A Secretaria Municipal de Educação de Bauru emitiu uma carta de autorização. Os pais dos alunos foram informados sobre todas as etapas do estudo, o caráter voluntário da participação, a possibilidade de seu filho abandonar a pesquisa a qualquer momento e o direito ao sigilo dos dados individuais e assinaram o termo de consentimento. O projeto foi aprovado pelo Comitê de Ética em Pesquisa da Universidade do Sagrado Coração (processo nº. 119/06).

Os pesquisadores realizaram a coleta de dados no período de fevereiro a maio de 2007, contando com a colaboração das professoras de cada classe, que enviavam um estudante de cada vez para responder o questionário. A cada aluno, eram explicados os objetivos do estudo, e, em seguida, o pesquisador realizava a entrevista estruturada, questão por questão, sendo que cada abordagem individual teve um tempo despendido de, aproximadamente, vinte minutos.

As variáveis independentes foram coletadas por meio do questionário 4, composto das seguintes questões: idade (11, 12, 13 e 14 anos); sexo; "Você pratica modalidade esportiva de competição fora da escola?" (sim/não); "Em uma semana normal de aula, você assiste à TV?" (sim/não); "Em uma semana normal de aula, quantas vezes você assiste à TV?" (uma vez, duas vezes, três vezes, quatro vezes, cinco vezes ou mais por semana); "Em um dia normal de aula, quantas horas você assiste à TV?" (menos de uma hora, duas horas, três horas, quatro horas, cinco horas ou mais por dia); "Em uma semana normal de aula, quantas vezes usa o computador ou videogame em casa?" (uma vez, duas vezes, três vezes, quatro vezes, cinco vezes ou mais por semana); "Em um dia normal de aula, quantas horas usa o computador ou videogame em casa?" (menos de uma hora, duas horas, três horas, quatro horas, cinco horas ou mais por dia).

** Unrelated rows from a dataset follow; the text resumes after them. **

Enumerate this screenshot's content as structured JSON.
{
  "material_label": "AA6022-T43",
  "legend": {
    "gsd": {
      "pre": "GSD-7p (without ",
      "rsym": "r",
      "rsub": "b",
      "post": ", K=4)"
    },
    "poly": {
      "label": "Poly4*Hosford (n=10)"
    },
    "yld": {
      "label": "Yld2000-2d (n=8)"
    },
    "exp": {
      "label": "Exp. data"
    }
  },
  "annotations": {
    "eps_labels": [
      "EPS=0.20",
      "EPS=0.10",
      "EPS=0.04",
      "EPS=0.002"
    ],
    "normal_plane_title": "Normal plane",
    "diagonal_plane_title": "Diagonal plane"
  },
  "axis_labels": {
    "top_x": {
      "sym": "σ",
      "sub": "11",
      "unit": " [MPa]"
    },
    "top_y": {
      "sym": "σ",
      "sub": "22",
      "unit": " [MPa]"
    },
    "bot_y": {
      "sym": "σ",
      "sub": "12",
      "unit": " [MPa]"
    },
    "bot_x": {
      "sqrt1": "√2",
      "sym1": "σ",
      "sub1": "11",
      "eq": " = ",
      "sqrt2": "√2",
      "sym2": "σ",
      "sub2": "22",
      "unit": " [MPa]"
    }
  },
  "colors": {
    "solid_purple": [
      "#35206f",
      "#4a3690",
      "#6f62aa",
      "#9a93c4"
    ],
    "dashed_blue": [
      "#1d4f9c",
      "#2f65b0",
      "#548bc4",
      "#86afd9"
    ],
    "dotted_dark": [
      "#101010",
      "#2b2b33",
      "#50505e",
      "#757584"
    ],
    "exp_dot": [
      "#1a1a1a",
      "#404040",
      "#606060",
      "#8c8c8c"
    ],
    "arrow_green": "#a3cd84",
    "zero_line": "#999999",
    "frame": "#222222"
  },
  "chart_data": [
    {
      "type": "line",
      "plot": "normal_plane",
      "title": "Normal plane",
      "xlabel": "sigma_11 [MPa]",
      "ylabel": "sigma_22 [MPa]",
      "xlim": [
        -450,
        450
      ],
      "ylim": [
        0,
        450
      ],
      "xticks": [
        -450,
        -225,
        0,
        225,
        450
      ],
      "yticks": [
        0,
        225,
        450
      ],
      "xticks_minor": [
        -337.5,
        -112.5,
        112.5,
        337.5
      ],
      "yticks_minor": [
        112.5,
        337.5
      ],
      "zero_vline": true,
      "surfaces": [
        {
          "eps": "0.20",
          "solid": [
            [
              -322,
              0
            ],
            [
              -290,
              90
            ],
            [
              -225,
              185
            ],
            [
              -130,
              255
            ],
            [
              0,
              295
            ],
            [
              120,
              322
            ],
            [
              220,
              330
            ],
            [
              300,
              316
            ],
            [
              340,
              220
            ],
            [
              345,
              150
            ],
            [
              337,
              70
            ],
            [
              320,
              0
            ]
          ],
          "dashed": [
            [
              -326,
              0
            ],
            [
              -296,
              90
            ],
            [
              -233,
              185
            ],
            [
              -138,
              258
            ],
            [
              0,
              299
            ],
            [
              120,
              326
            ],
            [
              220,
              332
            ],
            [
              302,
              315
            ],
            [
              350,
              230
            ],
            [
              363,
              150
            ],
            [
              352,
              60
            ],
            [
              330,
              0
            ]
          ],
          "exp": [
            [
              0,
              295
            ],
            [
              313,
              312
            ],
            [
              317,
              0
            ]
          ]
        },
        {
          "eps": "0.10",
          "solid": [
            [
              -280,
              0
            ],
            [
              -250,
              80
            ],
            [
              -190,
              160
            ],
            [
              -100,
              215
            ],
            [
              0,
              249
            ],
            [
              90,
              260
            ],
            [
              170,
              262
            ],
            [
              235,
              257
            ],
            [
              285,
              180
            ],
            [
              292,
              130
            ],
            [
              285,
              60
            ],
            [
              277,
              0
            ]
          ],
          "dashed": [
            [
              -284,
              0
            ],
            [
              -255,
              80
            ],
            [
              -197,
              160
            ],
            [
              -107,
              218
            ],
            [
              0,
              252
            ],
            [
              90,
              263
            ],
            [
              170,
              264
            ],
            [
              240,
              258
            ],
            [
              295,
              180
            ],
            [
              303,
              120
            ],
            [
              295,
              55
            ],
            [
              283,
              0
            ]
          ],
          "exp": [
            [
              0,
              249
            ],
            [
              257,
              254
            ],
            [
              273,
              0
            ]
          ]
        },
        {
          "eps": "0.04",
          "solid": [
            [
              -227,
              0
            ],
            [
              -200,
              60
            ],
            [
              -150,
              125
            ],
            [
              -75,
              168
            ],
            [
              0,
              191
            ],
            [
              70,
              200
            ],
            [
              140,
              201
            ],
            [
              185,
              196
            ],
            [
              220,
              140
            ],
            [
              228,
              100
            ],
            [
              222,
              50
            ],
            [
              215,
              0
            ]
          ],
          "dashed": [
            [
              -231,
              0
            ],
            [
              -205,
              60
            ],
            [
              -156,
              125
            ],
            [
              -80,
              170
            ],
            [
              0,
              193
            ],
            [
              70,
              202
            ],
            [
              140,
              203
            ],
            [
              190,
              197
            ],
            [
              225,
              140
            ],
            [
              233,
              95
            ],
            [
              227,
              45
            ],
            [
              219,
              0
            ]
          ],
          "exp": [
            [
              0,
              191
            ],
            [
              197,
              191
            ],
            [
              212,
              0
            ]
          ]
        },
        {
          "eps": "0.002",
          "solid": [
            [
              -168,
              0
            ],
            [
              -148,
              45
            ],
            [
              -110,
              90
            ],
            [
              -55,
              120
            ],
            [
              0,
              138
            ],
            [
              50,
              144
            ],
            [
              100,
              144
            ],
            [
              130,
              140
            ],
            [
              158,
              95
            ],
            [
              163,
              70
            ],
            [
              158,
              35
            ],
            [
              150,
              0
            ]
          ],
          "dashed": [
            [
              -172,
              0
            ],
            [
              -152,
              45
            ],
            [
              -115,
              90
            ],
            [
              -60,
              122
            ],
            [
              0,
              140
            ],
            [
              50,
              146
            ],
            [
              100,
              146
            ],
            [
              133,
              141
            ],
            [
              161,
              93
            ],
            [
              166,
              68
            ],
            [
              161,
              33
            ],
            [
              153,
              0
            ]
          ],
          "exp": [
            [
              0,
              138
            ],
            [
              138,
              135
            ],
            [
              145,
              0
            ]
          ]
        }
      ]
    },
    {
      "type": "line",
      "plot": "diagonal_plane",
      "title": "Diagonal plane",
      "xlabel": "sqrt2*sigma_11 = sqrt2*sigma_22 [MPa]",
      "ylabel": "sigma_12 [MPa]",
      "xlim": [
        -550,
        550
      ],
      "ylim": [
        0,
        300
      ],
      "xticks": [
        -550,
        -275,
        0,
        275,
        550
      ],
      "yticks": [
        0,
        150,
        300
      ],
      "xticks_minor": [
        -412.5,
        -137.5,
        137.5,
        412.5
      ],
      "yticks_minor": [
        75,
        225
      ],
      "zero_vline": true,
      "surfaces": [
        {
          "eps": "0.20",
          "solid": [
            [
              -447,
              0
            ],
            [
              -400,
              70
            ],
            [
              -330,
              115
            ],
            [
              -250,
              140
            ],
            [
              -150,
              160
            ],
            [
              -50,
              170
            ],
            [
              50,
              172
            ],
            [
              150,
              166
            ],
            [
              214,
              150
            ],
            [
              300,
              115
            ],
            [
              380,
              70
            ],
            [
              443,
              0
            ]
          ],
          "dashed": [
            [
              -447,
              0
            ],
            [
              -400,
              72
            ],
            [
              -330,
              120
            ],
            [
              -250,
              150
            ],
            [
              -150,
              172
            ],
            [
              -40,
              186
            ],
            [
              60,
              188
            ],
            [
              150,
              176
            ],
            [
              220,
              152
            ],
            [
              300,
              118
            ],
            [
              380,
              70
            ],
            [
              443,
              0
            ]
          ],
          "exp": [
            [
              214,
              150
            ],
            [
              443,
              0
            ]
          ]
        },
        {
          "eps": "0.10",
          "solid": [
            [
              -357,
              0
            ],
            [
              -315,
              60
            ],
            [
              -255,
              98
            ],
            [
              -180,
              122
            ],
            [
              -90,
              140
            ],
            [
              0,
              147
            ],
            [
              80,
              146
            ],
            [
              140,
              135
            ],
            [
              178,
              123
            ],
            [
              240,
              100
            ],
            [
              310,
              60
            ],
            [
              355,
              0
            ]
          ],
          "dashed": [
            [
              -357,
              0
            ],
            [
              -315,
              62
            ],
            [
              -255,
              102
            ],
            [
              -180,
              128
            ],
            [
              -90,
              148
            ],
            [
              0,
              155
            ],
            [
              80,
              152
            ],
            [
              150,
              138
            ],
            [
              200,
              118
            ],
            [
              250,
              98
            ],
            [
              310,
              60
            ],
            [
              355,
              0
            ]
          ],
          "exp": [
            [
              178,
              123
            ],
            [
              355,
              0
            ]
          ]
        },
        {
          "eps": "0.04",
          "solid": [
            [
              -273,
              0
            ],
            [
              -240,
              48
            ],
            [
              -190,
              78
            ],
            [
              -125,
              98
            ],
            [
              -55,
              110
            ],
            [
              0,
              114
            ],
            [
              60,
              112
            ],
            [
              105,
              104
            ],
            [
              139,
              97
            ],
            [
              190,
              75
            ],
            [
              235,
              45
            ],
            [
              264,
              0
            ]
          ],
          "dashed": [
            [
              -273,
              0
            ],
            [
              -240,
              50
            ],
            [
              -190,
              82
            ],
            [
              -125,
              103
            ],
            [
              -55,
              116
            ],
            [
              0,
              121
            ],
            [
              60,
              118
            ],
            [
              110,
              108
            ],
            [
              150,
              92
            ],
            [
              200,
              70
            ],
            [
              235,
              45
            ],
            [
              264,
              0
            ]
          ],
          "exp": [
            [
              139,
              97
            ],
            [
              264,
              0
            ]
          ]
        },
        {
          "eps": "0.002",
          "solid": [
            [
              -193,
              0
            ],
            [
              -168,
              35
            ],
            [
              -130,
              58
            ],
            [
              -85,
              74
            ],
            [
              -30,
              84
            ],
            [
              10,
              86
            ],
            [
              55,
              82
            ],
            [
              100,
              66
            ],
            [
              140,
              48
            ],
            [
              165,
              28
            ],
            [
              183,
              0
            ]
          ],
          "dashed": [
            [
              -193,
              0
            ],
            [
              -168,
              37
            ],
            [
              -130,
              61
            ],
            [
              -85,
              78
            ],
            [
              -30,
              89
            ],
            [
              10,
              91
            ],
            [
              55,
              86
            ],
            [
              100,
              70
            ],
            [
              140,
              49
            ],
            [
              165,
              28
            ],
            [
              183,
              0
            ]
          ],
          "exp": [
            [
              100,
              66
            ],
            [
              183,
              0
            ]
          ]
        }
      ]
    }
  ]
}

As variáveis "número de vezes na semana e quantidade de horas ao dia que assiste à TV" e "número de vezes na semana e quantidade de horas ao dia que utiliza o computador" foram geradas a partir das uniões das variáveis "número de vezes que assiste à TV na semana" e "quantidade de horas que assiste à TV ao dia" e "número de vezes que utiliza o computador na semana" e "quantidade de horas que utiliza o computador ao dia", respectivamente. O motivo de tal junção se deve à associação entre as mesmas quanto ao aspecto da presença ou não da dor. As variáveis foram categorizadas da seguinte forma: até 2 vezes e até 2 horas; até 2 vezes e acima de 2 horas; mais de 2 vezes e até 2 horas; mais de 2 vezes e acima de 2 horas.

A variável dependente - dor na coluna lombar - foi observada por meio do questionário nórdico, adaptado para a cultura brasileira 12. A dor lombar foi definida como dor ou desconforto nos últimos 12 meses não relacionada à trauma ou à dor menstrual. No momento da entrevista, foi realizada a seguinte pergunta aos escolares: "Você teve dor na coluna lombar (parte inferior das costas) no último ano?". Para maior especificidade sobre o local da dor, além do questionamento verbal, foi apresentada uma imagem das regiões da coluna vertebral, em diferentes cores, para que identificassem a região lombar. Esse tipo de ferramenta é válido e confiável para medir dor em escolares, pois os torna capazes de ser muito específicos na localização da dor 13.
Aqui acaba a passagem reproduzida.